Command teams learn about resilience training at Kentucky Horse Park

1st Lt. Sarah Drerup, commander of the 299th Chemical Company, leads a horse during hands-on resiliency training at Central Kentucky Riding for Hope inside the Kentucky Horse Park, Lexington, Ky., Aug. 4, 2020. (U.S. Army National Guard photo by 1st Lt. Grace Begovich, 133rd Mobile Public Affairs Detachment).

By 1st Lt. Grace K. Begovich, 133rd Mobile Public Affairs Detachment

LEXINGTON, Ky. — Leaders from the Kentucky National Guard took part in a resilience-training demonstration at the Kentucky Horse Park, in Lexington, Ky., Aug. 4. The purpose of the event was to raise awareness of the many resources available to units throughout the year and share best practices for conducting resilience training at the unit level.

The event was a collaboration between the KYNG Resilience Program, Central Kentucky Riding for Hope, and the Ready and Resilient Program from Fort Knox.

Per 2nd Lt. Brenton Abshire, resilience program coordinator for the KYNG, proper resiliency training “requires more than offering a three-day course. It takes active engagement with Soldiers and being included in an organized, monthly training plan that adds all resilience topics within a two-year period.”

To keep training activities engaging, the KYNG reached outside the organization and partnered with professionals that share the same passion for helping others.

Since 1981, CKRH has flourished with therapeutic activities. For approximately ten years, one program has focused on Veterans and has allowed the KYNG and the Department of Veterans Affairs to work with horses at the park.

Toby Cross, director of therapeutic programming at CKRH and lead clinician at the equine therapy center, provided the group with a few hands-on activities to show horse behavior and how equine therapy can relate to resiliency.

She showed leaders how to influence a horse’s action as each participant practiced guiding the horse around the arena and navigating through obstacles. After the events, she encouraged them to practice these lessons learned while at home and with the Soldiers they lead.

“I, as a therapist, am manipulating the environment to use that horse to work on specific goals for Veterans,” said Cross. “Most of our clientele come for the horsemanship piece and it’s inherently therapeutic.”

Veterans may need many avenues of approach for learning to cope with life’s difficulties, and CKRH offers this in a multi-faceted way. They have special projects—such as allowing a volunteer to help with basic, horse-related care—which enables an emotional connection with a horse and the volunteer. According to Cross, this connection may foster positive emotional healing.

The Army defines ‘resilience’ as the mental, physical, emotional, and behavioral ability to face and cope with adversity, adapt to change, recover, learn, and grow from setbacks.

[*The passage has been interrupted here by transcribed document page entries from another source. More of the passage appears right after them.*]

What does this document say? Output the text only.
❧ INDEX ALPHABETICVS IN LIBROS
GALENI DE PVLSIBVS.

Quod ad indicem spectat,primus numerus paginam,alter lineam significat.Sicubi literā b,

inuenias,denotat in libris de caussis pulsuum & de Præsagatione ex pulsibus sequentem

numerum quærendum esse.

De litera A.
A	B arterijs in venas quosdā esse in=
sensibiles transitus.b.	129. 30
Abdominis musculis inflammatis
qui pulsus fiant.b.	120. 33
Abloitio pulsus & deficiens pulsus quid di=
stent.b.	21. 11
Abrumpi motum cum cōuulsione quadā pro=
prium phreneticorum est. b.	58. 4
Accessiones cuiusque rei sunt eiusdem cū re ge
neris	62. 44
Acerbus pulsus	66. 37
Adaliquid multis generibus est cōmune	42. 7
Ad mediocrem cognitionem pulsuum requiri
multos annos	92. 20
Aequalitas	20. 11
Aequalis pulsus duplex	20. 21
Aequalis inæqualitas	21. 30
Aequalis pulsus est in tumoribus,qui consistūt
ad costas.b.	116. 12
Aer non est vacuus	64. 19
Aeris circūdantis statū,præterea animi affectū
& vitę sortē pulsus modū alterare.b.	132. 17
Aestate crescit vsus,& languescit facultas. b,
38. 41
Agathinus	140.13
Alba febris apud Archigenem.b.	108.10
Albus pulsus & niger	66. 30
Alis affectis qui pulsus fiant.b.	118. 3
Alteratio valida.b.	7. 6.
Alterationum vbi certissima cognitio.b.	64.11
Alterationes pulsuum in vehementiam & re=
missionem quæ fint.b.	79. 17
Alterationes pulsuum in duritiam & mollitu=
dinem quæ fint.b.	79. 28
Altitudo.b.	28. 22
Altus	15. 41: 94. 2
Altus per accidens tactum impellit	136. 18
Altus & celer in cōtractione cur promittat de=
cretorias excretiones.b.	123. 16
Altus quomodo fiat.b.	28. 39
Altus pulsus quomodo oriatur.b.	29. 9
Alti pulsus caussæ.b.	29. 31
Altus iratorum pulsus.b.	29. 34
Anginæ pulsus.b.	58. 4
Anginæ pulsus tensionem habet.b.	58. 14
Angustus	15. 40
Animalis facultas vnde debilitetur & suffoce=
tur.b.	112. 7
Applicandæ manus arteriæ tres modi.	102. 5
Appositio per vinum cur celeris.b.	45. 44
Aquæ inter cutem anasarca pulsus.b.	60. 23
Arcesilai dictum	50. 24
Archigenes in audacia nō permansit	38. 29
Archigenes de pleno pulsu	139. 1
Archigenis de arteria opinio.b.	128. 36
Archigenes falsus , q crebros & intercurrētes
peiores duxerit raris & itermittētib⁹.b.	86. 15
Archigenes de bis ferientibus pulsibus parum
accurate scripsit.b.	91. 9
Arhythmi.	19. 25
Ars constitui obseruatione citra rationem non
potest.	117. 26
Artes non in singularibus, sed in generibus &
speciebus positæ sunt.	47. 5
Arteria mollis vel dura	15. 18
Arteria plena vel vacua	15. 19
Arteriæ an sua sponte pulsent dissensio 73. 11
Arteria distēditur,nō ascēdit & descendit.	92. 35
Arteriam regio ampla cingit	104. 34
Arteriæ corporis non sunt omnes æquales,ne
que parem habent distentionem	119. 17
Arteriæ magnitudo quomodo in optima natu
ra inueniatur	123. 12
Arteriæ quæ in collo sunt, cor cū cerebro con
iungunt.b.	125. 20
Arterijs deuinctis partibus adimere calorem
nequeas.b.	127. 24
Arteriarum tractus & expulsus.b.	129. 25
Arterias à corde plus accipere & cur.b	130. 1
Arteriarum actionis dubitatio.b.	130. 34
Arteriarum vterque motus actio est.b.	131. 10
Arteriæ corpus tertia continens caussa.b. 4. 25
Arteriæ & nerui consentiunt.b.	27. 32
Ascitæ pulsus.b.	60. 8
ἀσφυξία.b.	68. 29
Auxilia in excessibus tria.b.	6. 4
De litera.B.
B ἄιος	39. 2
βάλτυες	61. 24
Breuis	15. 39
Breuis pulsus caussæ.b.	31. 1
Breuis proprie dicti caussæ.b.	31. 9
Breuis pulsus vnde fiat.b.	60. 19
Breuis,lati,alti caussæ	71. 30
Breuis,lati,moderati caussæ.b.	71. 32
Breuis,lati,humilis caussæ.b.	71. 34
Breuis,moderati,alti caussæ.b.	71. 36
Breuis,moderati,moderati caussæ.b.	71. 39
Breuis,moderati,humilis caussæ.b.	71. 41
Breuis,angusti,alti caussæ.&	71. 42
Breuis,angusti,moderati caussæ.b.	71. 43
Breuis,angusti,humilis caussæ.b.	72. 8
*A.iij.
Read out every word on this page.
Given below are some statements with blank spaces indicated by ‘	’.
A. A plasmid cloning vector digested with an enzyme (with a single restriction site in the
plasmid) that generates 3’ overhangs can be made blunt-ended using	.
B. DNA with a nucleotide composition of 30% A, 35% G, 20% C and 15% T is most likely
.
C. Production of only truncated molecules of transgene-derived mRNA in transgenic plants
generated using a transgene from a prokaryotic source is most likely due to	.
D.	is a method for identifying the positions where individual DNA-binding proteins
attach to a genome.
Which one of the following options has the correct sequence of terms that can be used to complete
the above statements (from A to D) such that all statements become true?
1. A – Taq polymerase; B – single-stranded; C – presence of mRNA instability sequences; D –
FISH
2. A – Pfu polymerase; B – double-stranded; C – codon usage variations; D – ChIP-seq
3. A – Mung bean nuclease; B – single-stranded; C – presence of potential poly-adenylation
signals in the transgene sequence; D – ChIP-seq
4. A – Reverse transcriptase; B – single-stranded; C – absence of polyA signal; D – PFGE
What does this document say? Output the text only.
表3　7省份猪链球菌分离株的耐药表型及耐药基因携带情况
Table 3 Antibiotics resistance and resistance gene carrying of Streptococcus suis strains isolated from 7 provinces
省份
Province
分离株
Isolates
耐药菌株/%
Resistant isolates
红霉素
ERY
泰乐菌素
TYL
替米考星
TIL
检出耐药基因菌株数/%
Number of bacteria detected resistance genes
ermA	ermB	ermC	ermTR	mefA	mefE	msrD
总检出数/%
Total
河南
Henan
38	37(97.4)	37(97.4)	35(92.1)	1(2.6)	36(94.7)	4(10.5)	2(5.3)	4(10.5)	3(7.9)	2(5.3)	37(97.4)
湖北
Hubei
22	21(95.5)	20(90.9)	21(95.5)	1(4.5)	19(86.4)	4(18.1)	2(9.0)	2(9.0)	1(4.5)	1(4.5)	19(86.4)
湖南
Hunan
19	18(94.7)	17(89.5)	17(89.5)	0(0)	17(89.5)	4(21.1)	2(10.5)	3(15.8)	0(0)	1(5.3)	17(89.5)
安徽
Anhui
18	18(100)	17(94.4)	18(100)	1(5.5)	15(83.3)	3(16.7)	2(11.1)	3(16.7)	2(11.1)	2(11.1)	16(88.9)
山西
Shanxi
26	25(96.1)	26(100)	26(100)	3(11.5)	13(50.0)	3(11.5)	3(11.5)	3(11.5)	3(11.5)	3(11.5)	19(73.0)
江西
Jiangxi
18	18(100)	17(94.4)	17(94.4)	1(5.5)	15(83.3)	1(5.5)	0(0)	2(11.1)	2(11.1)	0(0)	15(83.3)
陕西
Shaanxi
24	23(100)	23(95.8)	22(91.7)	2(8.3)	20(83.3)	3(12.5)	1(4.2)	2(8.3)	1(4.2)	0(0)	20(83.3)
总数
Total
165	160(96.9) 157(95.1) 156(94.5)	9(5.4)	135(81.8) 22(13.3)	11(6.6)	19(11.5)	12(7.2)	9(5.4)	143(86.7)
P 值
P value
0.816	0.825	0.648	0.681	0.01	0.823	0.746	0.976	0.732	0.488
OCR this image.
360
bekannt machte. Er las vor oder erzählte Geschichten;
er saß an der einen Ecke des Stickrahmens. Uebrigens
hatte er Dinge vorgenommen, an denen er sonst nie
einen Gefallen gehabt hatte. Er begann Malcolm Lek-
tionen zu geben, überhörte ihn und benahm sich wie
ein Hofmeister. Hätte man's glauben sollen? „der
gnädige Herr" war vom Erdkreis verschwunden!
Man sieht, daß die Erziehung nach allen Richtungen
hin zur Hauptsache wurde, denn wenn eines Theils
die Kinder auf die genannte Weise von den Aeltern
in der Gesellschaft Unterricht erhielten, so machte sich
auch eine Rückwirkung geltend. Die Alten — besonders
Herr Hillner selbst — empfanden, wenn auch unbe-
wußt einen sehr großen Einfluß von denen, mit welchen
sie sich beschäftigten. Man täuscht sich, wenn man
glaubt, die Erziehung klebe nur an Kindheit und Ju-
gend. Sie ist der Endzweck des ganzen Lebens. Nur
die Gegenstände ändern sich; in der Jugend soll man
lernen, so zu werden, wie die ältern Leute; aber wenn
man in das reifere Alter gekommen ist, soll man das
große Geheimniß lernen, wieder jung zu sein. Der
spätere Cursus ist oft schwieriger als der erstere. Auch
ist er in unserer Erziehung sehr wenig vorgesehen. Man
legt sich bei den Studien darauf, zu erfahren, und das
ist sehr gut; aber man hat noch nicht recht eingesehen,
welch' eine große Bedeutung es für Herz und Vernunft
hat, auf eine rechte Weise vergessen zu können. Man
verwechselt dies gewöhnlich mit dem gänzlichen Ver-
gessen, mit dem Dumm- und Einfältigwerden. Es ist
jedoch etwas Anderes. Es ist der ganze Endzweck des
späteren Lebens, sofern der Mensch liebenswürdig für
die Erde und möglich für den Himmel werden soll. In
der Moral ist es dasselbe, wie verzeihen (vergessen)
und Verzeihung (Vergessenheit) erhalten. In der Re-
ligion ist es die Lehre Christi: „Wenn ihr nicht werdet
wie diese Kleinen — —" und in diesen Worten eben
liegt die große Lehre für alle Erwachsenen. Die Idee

Jon Walker, master resilience trainer and performance expert at Fort Knox, lead the resilience training discussion with the group of leaders and encouraged an active approach to face adversity.

“We do our best to train resilience skills to be used in actual life,” said Walker, the full-time resilience instructor. “If you are deliberate about building these skills, you build the intention that sparks growth in your Soldier’s resilience.”

Master Resilience Trainers, known as MRTs, serve as advisors to commanders and teach coping skills during training.

According to Walker, every Soldier—and every person—should learn the 14 life skills and six competencies taught in his resiliency courses. All topics and discussions during training are tailored to a Soldier’s daily life.

“A Soldier is a tactical athlete who has no off season,” said Walker, who studied in sports psychology. “It is constant training and playing to win. But, for a Soldier, it’s not a game.”

“If I had to recommend one or two ways a Soldier could be more resilient in daily life, I would start with my favorite two competencies that I teach—optimism and connection,” he said. “Most resiliency skills center on these competencies. By adding more optimism in your daily life, you learn to stay more positive. And, working on your relationships with those closest to you can allow you to share a particular burden or find the encouragement you need to thrive in any situation.”

Soldiers interested in learning more about resilience, or those with a passion for teaching others, should talk with their unit about becoming an MRT or resiliency training assistant (RTA).